Norvir has been on pharmacy shelves since 1996, and its arrival heralded a new era in the treatment of AIDS patients. Until then, AIDS medicines achieved only marginal success in arresting the virus. That changed dramatically with the development of protease inhibitors, with Norvir being the second from that class to become available. The protease drugs proved so effective that, in many AIDS patients, the virus was reduced to undetectable levels.

As originally designed, 12 pills of Norvir were to be taken by patients each day. But at such high dosages, the drug turned out to produce significant side effects, notably nausea and other gastrointestinal problems.

As the drug fell out of favor as a stand-alone treatment, researchers and doctors discovered that it could play a powerful role at a far lower dose in combination with other AIDS medicines. Norvir, it turned out, slowed the body from metabolizing those other drugs, an unexpected bonanza that allowed those drugs to stay in the bloodstream longer, making them more effective. In the language of the drug world, Norvir became a "booster" drug.

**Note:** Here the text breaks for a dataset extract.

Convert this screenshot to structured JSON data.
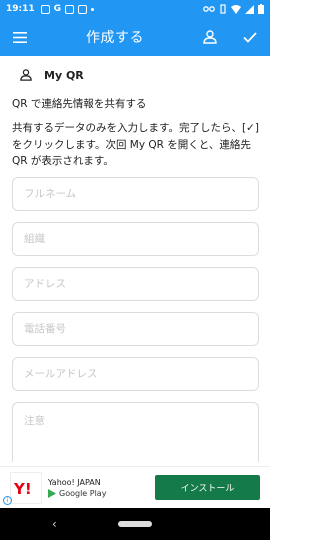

"It turned out to be a product that clogged up the molecular drain for lots of other drugs," said Dr. John Leonard, vice president of global pharmaceutical development for Abbott. At its zenith, Norvir produced $250 million in annual sales for Abbott. But as the use of the drug shifted, with patients taking just a pill or two a day, revenue fell sharply. Company figures show that 22,000 US patients now take Norvir.

"For us at Abbott Labs, this product that has become very important for propping up other drugs has declined to one-twelfth of its original dose," Leonard said. "From a revenue standpoint, Norvir dropped to $50 million a year.

"$50 million sounds like a big number but relative to research and development expenses, it is insignificant."

To more accurately reflect the value of Norvir, and to provide the money needed to discover new drugs, Abbott decided on the price increase late last year, Leonard said.

The development of AIDS drugs is among the hottest fields in the pharmaceutical business. The transformation of AIDS from an almost-certain death sentence to a chronic condition created a population of patients who will need expensive drugs for decades.

Competition for their business is intense. Along with the older-generation Norvir, Abbott makes a drug called Kaletra that combines Norvir with another medicine. In effect, Kaletra does in a single pill what Norvir had been doing in tandem with medicines made by Abbott's competitors.

Clinic doctors and attorneys involved with the protest said they believe that Abbott hiked the price on Norvir as a way of steering patients to Kaletra. "They're leveraging their market on Norvir to get a monopoly in the whole protease inhibitor booster market," said Tom Myers, general counsel for AIDS Healthcare Foundation, which has sued Abbott in federal court in Los Angeles, accusing it of antitrust violations.The drug company denies the antitrust allegations, and even as its executives pledged not to bow to pressure to reduce the price of Norvir, they said they have adopted a series of measures to ensure that the Norvir price increase causes as little pain as possible. Among those steps: The company said that it has permanently frozen at the earlier lower price what it charges government programs that provide Norvir to AIDS patients lacking health insurance. Not all AIDS physicians have joined the protest. Leading scientists such as Dr. Calvin Cohen, research director of Community Research Initiative of New England, continue to collaborate with Abbott. Cohen, whose Boston institute studies HIV drugs, said he believes the company will direct any increase in profits to the development of new drugs.

Still, even Cohen acknowledged that cynicism about the price hike is predictable. "There's good reason we should be skeptical of companies pleading poverty," he said. "I think the harder question is how do we tell real dedication from abuse."